NeoChain WMS
An AI-powered Warehouse Management System designed for small and medium factories across China. Human-in-the-loop, error-proof UI running on PDA devices.
The Problem
Our team visited factories in Wenzhou and discovered a painful reality: warehouses were still running on paper checklists. Generic ERP systems from major Chinese brands (Yonyou, Kingdee) don't fit the actual workflows of these businesses. Paper forms lead to data gaps and operational blind spots — no data means no forecasting, no reorder optimization.
The Solution
A PDA-based WMS with seven core modules: Receiving, Put-away, Pick-up, Line Inbound, Production Closing, Line Packaging, and Sales Outbound.

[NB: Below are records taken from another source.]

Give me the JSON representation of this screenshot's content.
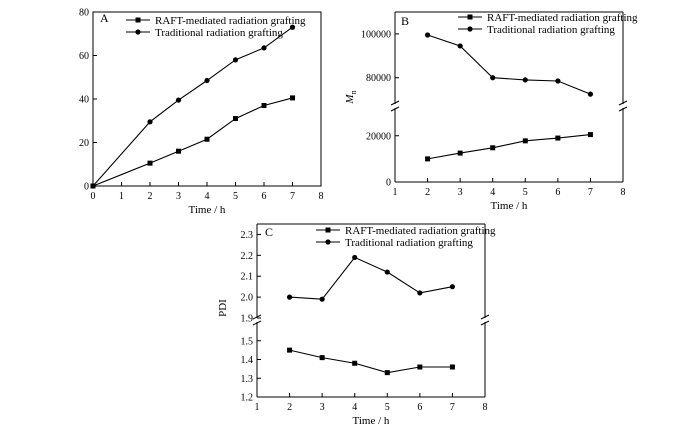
{
  "chart_data": [
    {
      "type": "line",
      "panel_label": "A",
      "xlabel": "Time / h",
      "ylabel": "",
      "xlim": [
        0,
        8
      ],
      "ylim": [
        0,
        80
      ],
      "xticks": [
        0,
        1,
        2,
        3,
        4,
        5,
        6,
        7,
        8
      ],
      "yticks": [
        0,
        20,
        40,
        60,
        80
      ],
      "legend_position": "top-left",
      "grid": false,
      "series": [
        {
          "name": "RAFT-mediated radiation grafting",
          "marker": "square",
          "x": [
            0,
            2,
            3,
            4,
            5,
            6,
            7
          ],
          "y": [
            0,
            10.5,
            16,
            21.5,
            31,
            37,
            40.5
          ]
        },
        {
          "name": "Traditional radiation grafting",
          "marker": "circle",
          "x": [
            0,
            2,
            3,
            4,
            5,
            6,
            7
          ],
          "y": [
            0,
            29.5,
            39.5,
            48.5,
            58,
            63.5,
            73
          ]
        }
      ]
    },
    {
      "type": "line",
      "panel_label": "B",
      "xlabel": "Time / h",
      "ylabel": "Mn",
      "xlim": [
        1,
        8
      ],
      "xticks": [
        1,
        2,
        3,
        4,
        5,
        6,
        7,
        8
      ],
      "broken_y_axis": true,
      "upper_ylim": [
        68000,
        110000
      ],
      "upper_yticks": [
        80000,
        100000
      ],
      "lower_ylim": [
        0,
        32000
      ],
      "lower_yticks": [
        0,
        20000
      ],
      "legend_position": "top-right",
      "grid": false,
      "series": [
        {
          "name": "RAFT-mediated radiation grafting",
          "marker": "square",
          "x": [
            2,
            3,
            4,
            5,
            6,
            7
          ],
          "y": [
            10000,
            12500,
            14800,
            17800,
            19000,
            20500
          ]
        },
        {
          "name": "Traditional radiation grafting",
          "marker": "circle",
          "x": [
            2,
            3,
            4,
            5,
            6,
            7
          ],
          "y": [
            99500,
            94500,
            80000,
            79000,
            78500,
            72500
          ]
        }
      ]
    },
    {
      "type": "line",
      "panel_label": "C",
      "xlabel": "Time / h",
      "ylabel": "PDI",
      "xlim": [
        1,
        8
      ],
      "xticks": [
        1,
        2,
        3,
        4,
        5,
        6,
        7,
        8
      ],
      "broken_y_axis": true,
      "upper_ylim": [
        1.9,
        2.35
      ],
      "upper_yticks": [
        1.9,
        2.0,
        2.1,
        2.2,
        2.3
      ],
      "lower_ylim": [
        1.2,
        1.6
      ],
      "lower_yticks": [
        1.2,
        1.3,
        1.4,
        1.5
      ],
      "legend_position": "top-right",
      "grid": false,
      "series": [
        {
          "name": "RAFT-mediated radiation grafting",
          "marker": "square",
          "x": [
            2,
            3,
            4,
            5,
            6,
            7
          ],
          "y": [
            1.45,
            1.41,
            1.38,
            1.33,
            1.36,
            1.36
          ]
        },
        {
          "name": "Traditional radiation grafting",
          "marker": "circle",
          "x": [
            2,
            3,
            4,
            5,
            6,
            7
          ],
          "y": [
            2.0,
            1.99,
            2.19,
            2.12,
            2.02,
            2.05
          ]
        }
      ]
    }
  ]
}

Each workflow uses state machine logic (X-state) to ensure every step is confirmed before proceeding — creating a complete audit trail.
The system is built for the real world: workers using PDAs in noisy factory floors, with poor lighting and rushed handoffs. The UI is designed to be error-proof — you can't skip a step, you can't misconfirm a package. The data accumulated over time enables inventory optimization and predictive reorder algorithms.
Tech Stack & AI Workflow
Built with Next.js + TypeScript on the frontend, Python backend for optimization algorithms. AI plays a central role in our development process itself:
- Gemini as coding advisor for tech decisions
- Cursor + Plan mode for task decomposition
- Custom skills/SOPs for rapid module development
- AI memory system for tracking bug fixes and design decisions
- Socratic prompting for master prompt refinement
The most valuable lesson: after initially splitting work by UI/backend, we realized everyone needed end-to-end understanding. Now each person owns a complete module. This dramatically improved code consistency and reduced integration friction.